Interpersonal Knowledge & Skill
Erin could be described as artful in her interactions with and support of others. She chooses language carefully to help meet her goals. If another leader describes a staff member as “resistant,” Erin might suggest they are “reluctant” or “nervous.” In the case of her school’s improvement effort, she seeks to understand how individuals and teams are experiencing the challenges they encounter, and she carefully aligns her responses and supports accordingly. Although she tends to refer to herself as the annoying one in the eyes of her district leaders, I believe she knows and understands that her unique interpersonal ability is what allows her to be disruptive to the system in ways best for her students and staff. This is probably why she gets leveraged so frequently by the district she seems to think finds her such a challenge. She’s also just fun to be around, and although this may not be an essential leadership trait, it certainly doesn’t hurt. I think her genuineness also allows her the leeway to be directive when necessary, and Erin does an admirable job of navigating that decision-making fine line.

Seeing the Big Picture / Seeing Systems
My colleague, Jude Garnier, often uses the metaphor of “nested dolls” to describe the many systemic layers present in the field of education. Erin sees these systemic layers and can move across them and connect them with relative ease. Erin knew that in order to be able to commit to a disciplined improvement effort as a school, she was going to need to reorganize their structures for learning to accommodate this effort. She knew that certain people would need to be paired with others in order for them to be in a position to learn and grow. She understands that her student population will continue to change as their school location does, and that she and her staff must continue to adapt to the needs of that population. (And by the way, how many school leaders can say that they have an 85% staff retention rate after 3 location moves in 5 years? I’m pretty sure this says something about Erin.) Erin also saw that her team’s improvement effort was building some political clout, and she leveraged this to protect her students and staff from a district common assessment system that doesn’t align with their New Tech project-based instructional practices. The fact that Erin was able to negotiate at the district level, using evidence from their improvement effort as leverage, is just another affirmation of her interpersonal skills and her political savvy, another skill I think every school leader should work to hone, no matter how uncomfortable it may be for some.

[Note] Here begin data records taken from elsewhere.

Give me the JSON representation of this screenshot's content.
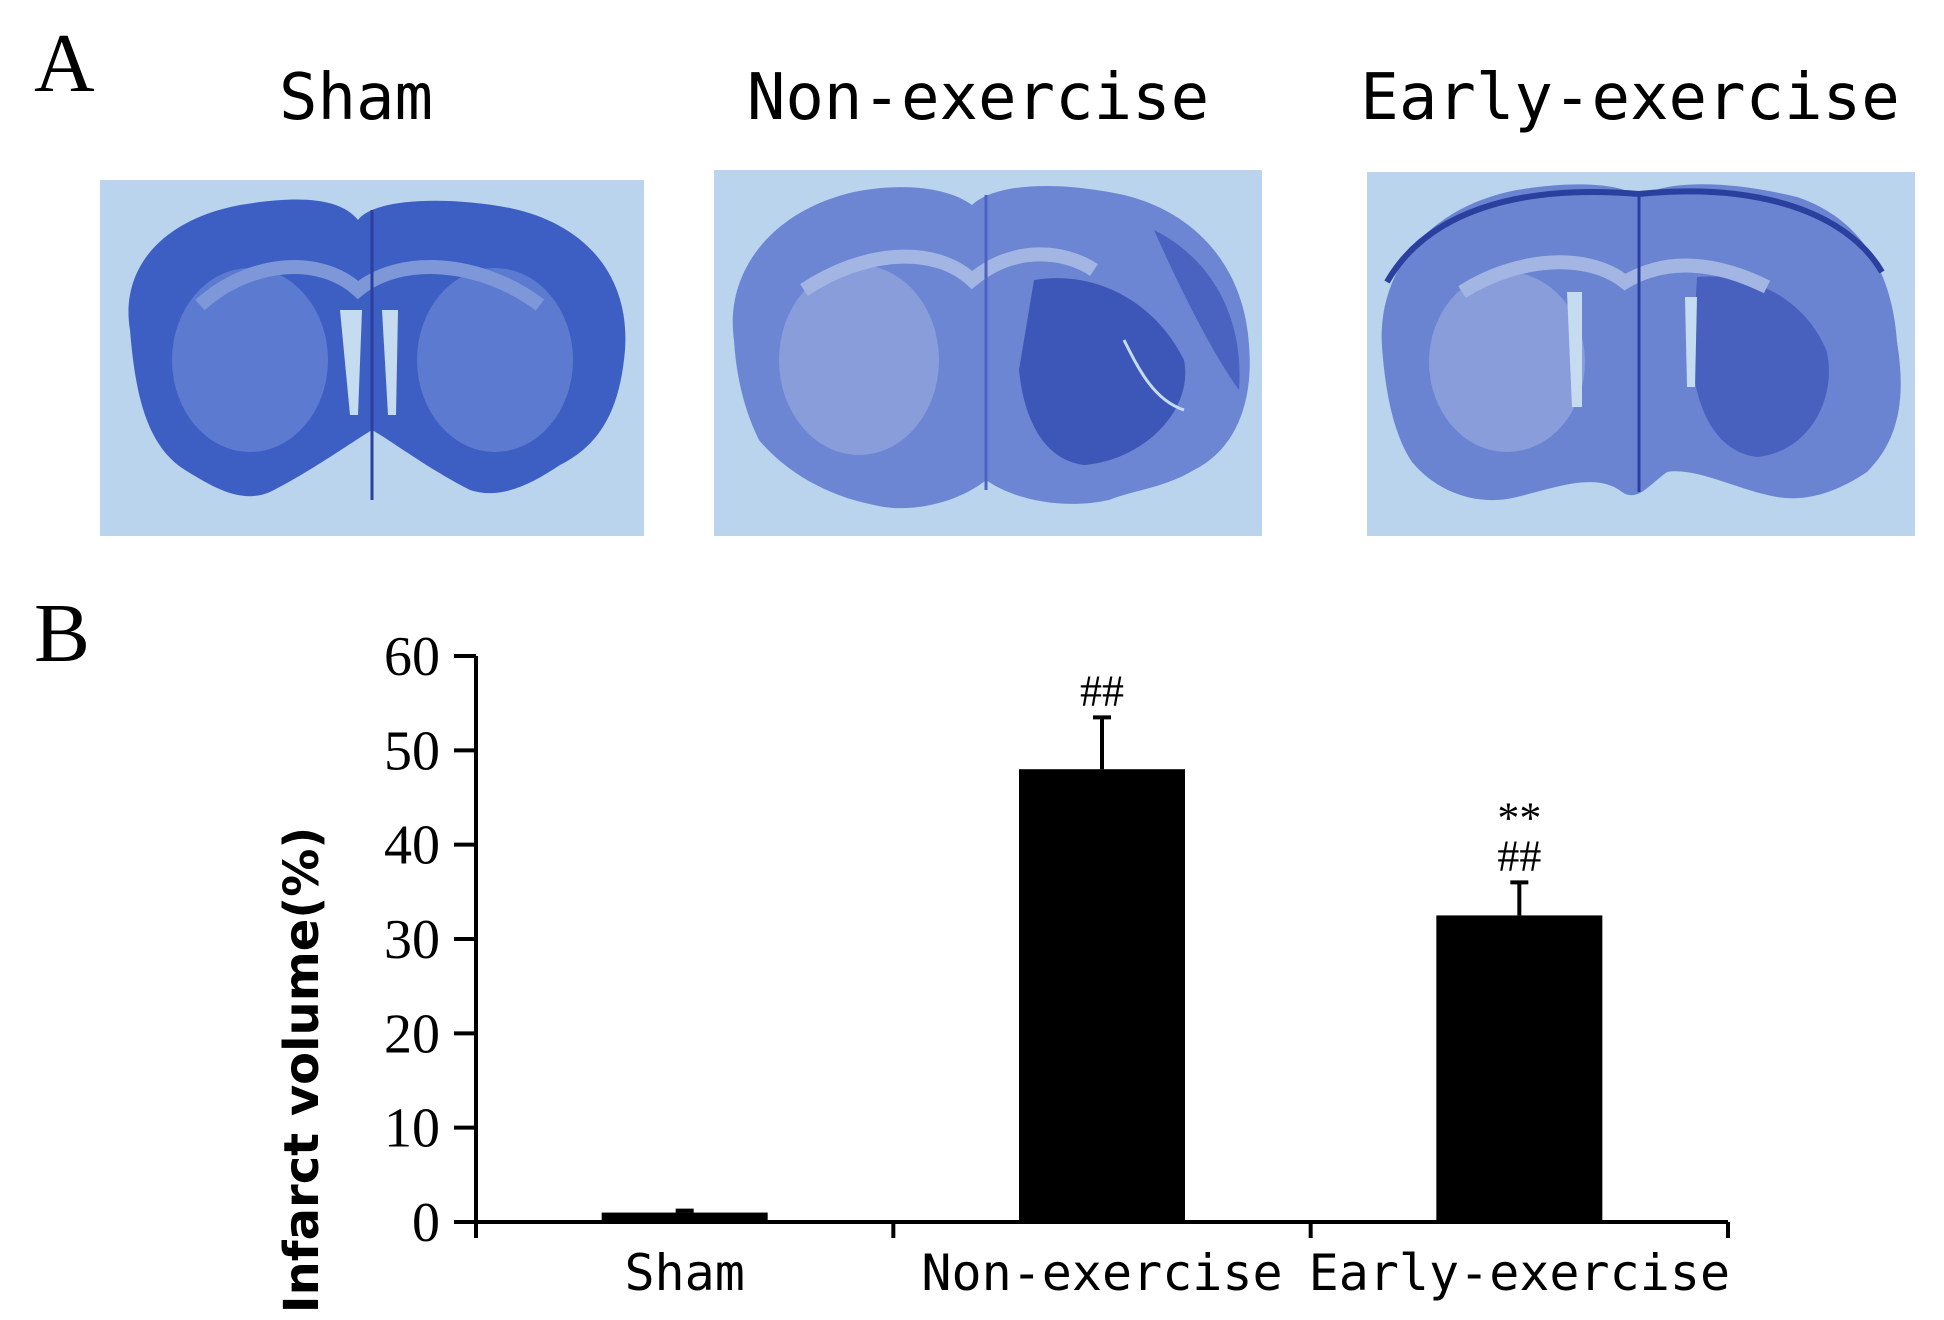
{
  "panel_a": {
    "letter": "A",
    "columns": [
      {
        "title": "Sham",
        "image": "brain-section-sham"
      },
      {
        "title": "Non-exercise",
        "image": "brain-section-non-exercise"
      },
      {
        "title": "Early-exercise",
        "image": "brain-section-early-exercise"
      }
    ],
    "colors": {
      "stain": "#3d5fc4",
      "background": "#b9d4ec",
      "dark_stain": "#2a3f9e"
    }
  },
  "panel_b": {
    "letter": "B"
  },
  "chart_data": {
    "type": "bar",
    "categories": [
      "Sham",
      "Non-exercise",
      "Early-exercise"
    ],
    "values": [
      1,
      48,
      32.5
    ],
    "error": [
      0.2,
      5.5,
      3.5
    ],
    "annotations": [
      [],
      [
        "##"
      ],
      [
        "**",
        "##"
      ]
    ],
    "ylabel": "Infarct volume(%)",
    "xlabel": "",
    "ylim": [
      0,
      60
    ],
    "yticks": [
      0,
      10,
      20,
      30,
      40,
      50,
      60
    ],
    "grid": false,
    "bar_color": "#000000"
  }
}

When I look back at the leadership traits my small team and I identified in our Oakland office in 2012, I am reminded of why the average retention rate of a new school leader is 3 years. It’s not easy to lead a school, and it’s especially difficult to lead a school to a place where it is continuously improving the outcomes it wants for its students. I am proud to know that we have such leaders in the New Tech Network, and I am forever grateful to Erin Frew, and to the leaders to come, who are willing to share their stories and the work of their schools for the benefit of all schools making the noble effort to build a nation proud of its public schools.